Frases de Hans Morgenthau

Hans Joachim Morgenthau foi um pioneiro no campo de estudos da teoria das relações internacionais.

Morgenthau nasceu em uma família judia na Alemanha, e, já na década de 1930, foi professor na Suíça e na Espanha. Em 1930, emigrou definitivamente para os Estados Unidos, onde trabalhou em diversas universidades até se fixar na Universidade de Chicago, entre 1943 e 1971.

Hans Morgenthau escreveu seu principal trabalho, como mencionado anteriormente, consolidando a visão realista de Relações Internacionais recuperada por Edward Hallett Carr. Grande parte de suas visões continuam relevantes em função da importância do Neorrealismo de Kenneth Waltz contemporaneamente, além do resgate em termos atuais dos elementos centrais da teoria dentro da administração de George W. Bush nos Estados Unidos.

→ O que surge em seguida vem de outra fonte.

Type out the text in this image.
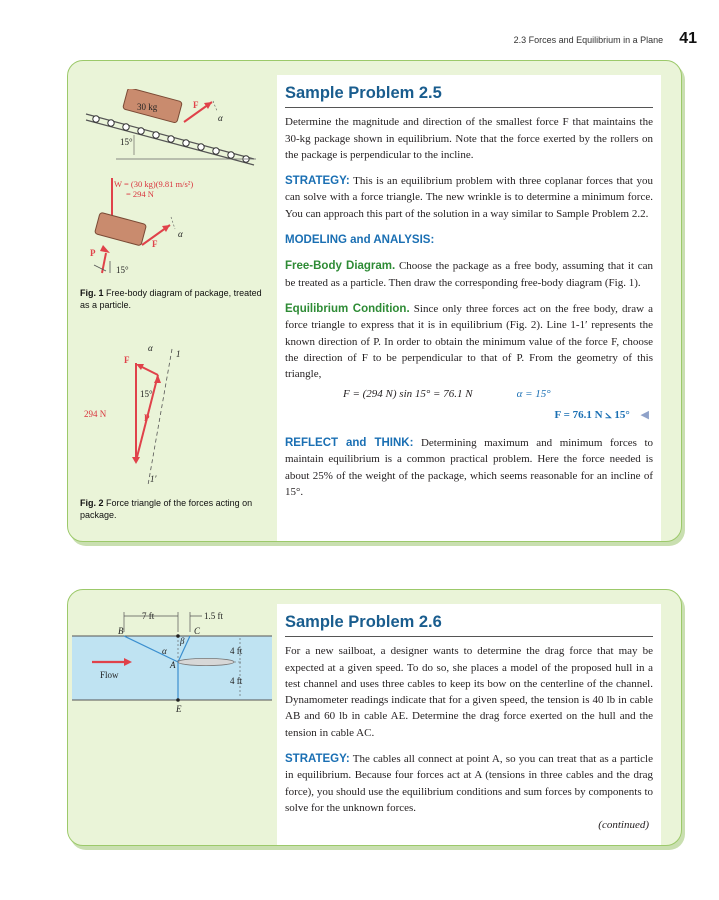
2.3 Forces and Equilibrium in a Plane 41
30 kg	F
α
15°
W = (30 kg)(9.81 m/s²)
= 294 N
P
F
α
15°
Fig. 1 Free-body diagram of package, treated as a particle.
1
1′
α
F
15°
294 N	P
Fig. 2 Force triangle of the forces acting on package.
Sample Problem 2.5

Determine the magnitude and direction of the smallest force F that maintains the 30-kg package shown in equilibrium. Note that the force exerted by the rollers on the package is perpendicular to the incline.

STRATEGY: This is an equilibrium problem with three coplanar forces that you can solve with a force triangle. The new wrinkle is to determine a minimum force. You can approach this part of the solution in a way similar to Sample Problem 2.2.

MODELING and ANALYSIS:

Free-Body Diagram. Choose the package as a free body, assuming that it can be treated as a particle. Then draw the corresponding free-body diagram (Fig. 1).

Equilibrium Condition. Since only three forces act on the free body, draw a force triangle to express that it is in equilibrium (Fig. 2). Line 1-1′ represents the known direction of P. In order to obtain the minimum value of the force F, choose the direction of F to be perpendicular to that of P. From the geometry of this triangle,

F = (294 N) sin 15° = 76.1 N	α = 15°
F = 76.1 N ⦣ 15° ◀

REFLECT and THINK: Determining maximum and minimum forces to maintain equilibrium is a common practical problem. Here the force needed is about 25% of the weight of the package, which seems reasonable for an incline of 15°.

7 ft	1.5 ft
B	C
A
E
α
β
4 ft
4 ft
Flow
Sample Problem 2.6

For a new sailboat, a designer wants to determine the drag force that may be expected at a given speed. To do so, she places a model of the proposed hull in a test channel and uses three cables to keep its bow on the centerline of the channel. Dynamometer readings indicate that for a given speed, the tension is 40 lb in cable AB and 60 lb in cable AE. Determine the drag force exerted on the hull and the tension in cable AC.

STRATEGY: The cables all connect at point A, so you can treat that as a particle in equilibrium. Because four forces act at A (tensions in three cables and the drag force), you should use the equilibrium conditions and sum forces by components to solve for the unknown forces.

(continued)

Morgenthau propos-se a investigar as relações entre as nações e as forças que envolvem esse relacionamento. Além disso, ele buscava delinear como seria a política externa norte-americana no período pós-guerra. Segundo o próprio autor, esse contexto seria de:

1- Substituição do multipolaridade pelo bipolaridade, cujos centros estariam fora da Europa Ocidental.

2- Divisão da unidade moral em dois sistemas antagônicos de pensamento que disputam entre si a lealdade dos homens.

3- Desenvolvimento da tecnologia nuclear que poderia levar à destruição da humanidade.

Como Morgenthau estava preocupado em orientar a nova política externa norte-americana, era importante notar a mudança do contexto internacional, caracterizada pelo advento do bipolarismo entre os Estados Unidos e a ex-União Soviética, ou seja, a constatação de que cada um dos países clama possuir a "moralidade correta" a ser seguida por toda a humanidade, o capitalismo e seus valores, de um lado, e o socialismo e os seus valores, do outro. Os seres humanos como um todo, mesmo dentro do campo de cada um, tenderiam a se aliar a uma ou a outra unidade moral. Finalmente, o advento da tecnologia nuclear implicou que, pela primeira vez na história da humanidade, há uma tecnologia bélica tão poderosa a ponto de eliminar por completo a população de uma cidade, como Hiroshima e Nagasaki demonstraram. Desse momento em diante, os grandes líderes mundiais deveriam levar em consideração, em seus cálculos, esse poder destrutivo.

Assim Como Carr, Morgenthau critica a chamada visão idealista das Relações Internacionais. Para ele, a paz mundial somente seria possível por meio de mecanismos negativos, ou seja, por um mecanismo de equilíbrio de poder.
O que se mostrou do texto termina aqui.